How I learned to embrace skepticism in the digital age

This story is part of How we know what we know: An investigative series.

How do I know what I know?

I’ll start with my own experiences. Currently, I am 22 years old. I grew up as the internet was starting to take off and was there for the rise of YouTube, FaceBook and Instagram. 

My parents saw how technology was connecting people, and while it was an exciting transition, they knew that everything comes with a price. They stressed the importance of “stranger danger” and keeping online friendships strictly online. No exchanging information, addresses, phone numbers, etc. They knew that some people would try to use this newfound communication tool for their own malicious schemes.

As a result, I have traversed the digital landscape my whole life as a skeptic. 

As the saying goes, “Don’t believe everything you read on the internet.” 

Make no mistake, being a skeptic comes with risks. I’ve fallen down a few rabbit holes, given credence to some conspiracy theories and spread messages that were later debunked. Nobody is perfect, and that includes the media. And it is my previous mistakes of believing things that weren’t true that led me to ask questions and try to see things as objectively as possible.

Through the years, I’ve learned to see things from different viewpoints, to put myself in others’ mindsets and to try to understand their way of thinking. Of course, I have my own personal beliefs, but I want to know why someone else thinks differently. What evidence do they have for seeing something different than I do? I let their voice be heard and go back and forth with each opposing viewpoint until I can infer my own opinion based on the knowledge I’ve acquired from both sides. 

I use this mindset when reading the news today. In today’s era of broadcast news where every segment features a panel of people giving their opinion, I believe it’s important to at least hear the other side out. The Hunter Biden stories turned out to have some credence. Once thought of as a conspiracy theory, the U.S. Energy Department concluded that COVID-19 likely originated from a Wuhan lab leak. So while the media may be right more often than not, does that mean we can’t have a discussion and ask each other questions?

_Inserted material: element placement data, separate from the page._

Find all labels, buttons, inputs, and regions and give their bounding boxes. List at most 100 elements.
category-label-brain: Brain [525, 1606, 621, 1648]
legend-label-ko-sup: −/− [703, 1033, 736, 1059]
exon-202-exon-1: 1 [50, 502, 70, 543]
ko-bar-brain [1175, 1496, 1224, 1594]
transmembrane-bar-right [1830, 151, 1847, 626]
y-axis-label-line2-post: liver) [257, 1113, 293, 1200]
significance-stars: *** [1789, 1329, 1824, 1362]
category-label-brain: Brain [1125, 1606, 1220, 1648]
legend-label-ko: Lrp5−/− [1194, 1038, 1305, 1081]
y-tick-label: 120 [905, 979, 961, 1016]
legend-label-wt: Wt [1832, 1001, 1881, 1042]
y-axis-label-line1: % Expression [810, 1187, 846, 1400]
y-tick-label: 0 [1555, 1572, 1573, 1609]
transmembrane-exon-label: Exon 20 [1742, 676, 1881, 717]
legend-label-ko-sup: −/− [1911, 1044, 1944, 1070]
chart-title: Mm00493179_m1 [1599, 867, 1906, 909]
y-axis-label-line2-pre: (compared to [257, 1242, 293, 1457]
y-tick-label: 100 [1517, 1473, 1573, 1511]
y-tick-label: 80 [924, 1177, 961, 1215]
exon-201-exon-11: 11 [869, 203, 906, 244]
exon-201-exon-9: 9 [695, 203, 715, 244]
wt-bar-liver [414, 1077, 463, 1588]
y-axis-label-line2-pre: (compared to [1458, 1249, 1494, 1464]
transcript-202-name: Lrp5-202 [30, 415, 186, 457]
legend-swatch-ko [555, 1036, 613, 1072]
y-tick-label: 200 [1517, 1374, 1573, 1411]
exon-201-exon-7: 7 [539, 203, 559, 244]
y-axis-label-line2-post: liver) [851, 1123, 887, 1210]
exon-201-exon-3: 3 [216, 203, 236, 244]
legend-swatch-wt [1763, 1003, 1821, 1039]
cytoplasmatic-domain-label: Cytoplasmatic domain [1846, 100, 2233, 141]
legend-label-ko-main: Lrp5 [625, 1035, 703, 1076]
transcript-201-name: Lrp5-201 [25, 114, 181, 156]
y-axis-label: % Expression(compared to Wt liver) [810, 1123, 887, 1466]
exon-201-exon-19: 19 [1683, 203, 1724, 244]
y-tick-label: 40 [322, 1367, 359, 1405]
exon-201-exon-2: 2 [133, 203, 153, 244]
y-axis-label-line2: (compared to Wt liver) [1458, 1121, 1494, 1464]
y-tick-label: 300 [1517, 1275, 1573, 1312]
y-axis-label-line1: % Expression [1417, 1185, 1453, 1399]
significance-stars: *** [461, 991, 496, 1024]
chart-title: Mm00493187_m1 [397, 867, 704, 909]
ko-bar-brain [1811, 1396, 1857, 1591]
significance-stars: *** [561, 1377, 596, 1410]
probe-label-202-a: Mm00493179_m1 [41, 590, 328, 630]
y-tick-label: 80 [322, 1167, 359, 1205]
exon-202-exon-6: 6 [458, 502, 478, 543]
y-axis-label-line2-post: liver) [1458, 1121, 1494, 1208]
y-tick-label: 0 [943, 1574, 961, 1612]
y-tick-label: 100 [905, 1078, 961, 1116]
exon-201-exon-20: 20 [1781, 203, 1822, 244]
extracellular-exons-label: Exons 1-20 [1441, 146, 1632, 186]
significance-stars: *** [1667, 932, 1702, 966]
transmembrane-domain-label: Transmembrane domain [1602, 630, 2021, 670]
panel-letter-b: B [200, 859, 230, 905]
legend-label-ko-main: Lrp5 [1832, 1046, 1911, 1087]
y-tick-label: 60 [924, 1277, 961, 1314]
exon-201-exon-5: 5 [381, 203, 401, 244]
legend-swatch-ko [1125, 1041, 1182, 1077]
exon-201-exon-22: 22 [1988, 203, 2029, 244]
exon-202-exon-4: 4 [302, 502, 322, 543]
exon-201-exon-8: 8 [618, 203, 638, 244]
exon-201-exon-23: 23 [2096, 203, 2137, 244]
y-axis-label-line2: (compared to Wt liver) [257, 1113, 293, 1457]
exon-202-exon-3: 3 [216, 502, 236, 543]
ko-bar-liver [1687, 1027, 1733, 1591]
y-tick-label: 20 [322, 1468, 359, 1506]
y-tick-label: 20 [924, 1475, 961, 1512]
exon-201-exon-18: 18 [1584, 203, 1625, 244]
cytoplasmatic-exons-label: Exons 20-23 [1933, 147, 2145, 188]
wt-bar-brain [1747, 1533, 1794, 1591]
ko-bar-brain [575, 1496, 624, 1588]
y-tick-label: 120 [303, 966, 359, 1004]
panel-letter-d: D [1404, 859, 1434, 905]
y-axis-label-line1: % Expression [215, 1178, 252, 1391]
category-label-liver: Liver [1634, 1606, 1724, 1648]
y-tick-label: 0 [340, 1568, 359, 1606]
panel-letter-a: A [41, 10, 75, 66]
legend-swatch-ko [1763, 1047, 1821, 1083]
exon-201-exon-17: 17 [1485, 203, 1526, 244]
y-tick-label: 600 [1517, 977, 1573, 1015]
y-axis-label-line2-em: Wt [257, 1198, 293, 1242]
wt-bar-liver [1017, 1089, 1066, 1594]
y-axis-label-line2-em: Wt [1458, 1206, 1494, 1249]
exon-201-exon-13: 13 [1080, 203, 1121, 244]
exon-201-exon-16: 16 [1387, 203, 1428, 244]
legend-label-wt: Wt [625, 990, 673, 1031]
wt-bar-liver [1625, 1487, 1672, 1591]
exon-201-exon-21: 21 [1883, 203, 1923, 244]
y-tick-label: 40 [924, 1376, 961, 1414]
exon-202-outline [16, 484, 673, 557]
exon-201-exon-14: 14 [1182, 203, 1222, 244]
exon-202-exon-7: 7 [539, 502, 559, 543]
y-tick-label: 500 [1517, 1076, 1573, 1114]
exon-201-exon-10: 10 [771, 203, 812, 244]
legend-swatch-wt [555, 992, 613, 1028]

It is as intellectually lazy to believe everything you see as it is to deny everything you see. Why should someone automatically know that the earth isn’t flat, yet I tell them in the next breath that the entire universe was once the size of a marble? Both of those statements sound equally preposterous, except one has real, scientific evidence to back it and the other does not. So when you want to inquire about something, you start to ask questions. You probe deeper than the layer of information that comes to you. Not just believe everything or reject everything outright. 

In an education system that actively discourages asking “why?” in favor of “memorize this for the quiz on Friday,” we are actively training kids to either accept everything as is or reject everything, not to ask questions and be curious. How can we preach teaching the next generation media literacy when the education system programs them to accept the material as is and not probe any deeper? 

Today, disinformation is purposefully spread to cause mayhem. It is becoming increasingly difficult to have the mindset I have. You see so much misleading news coverage that you can’t help but suspect just about everything is false. But now more than ever, it is important to stay objective and at least let the other side present evidence. Throughout human history, the truth has always come to light, and that will not change now.

Ivan Espinoza is a junior majoring in digital journalism. Ivan is interested in a career in sports journalism with an end goal of becoming a basketball analyst.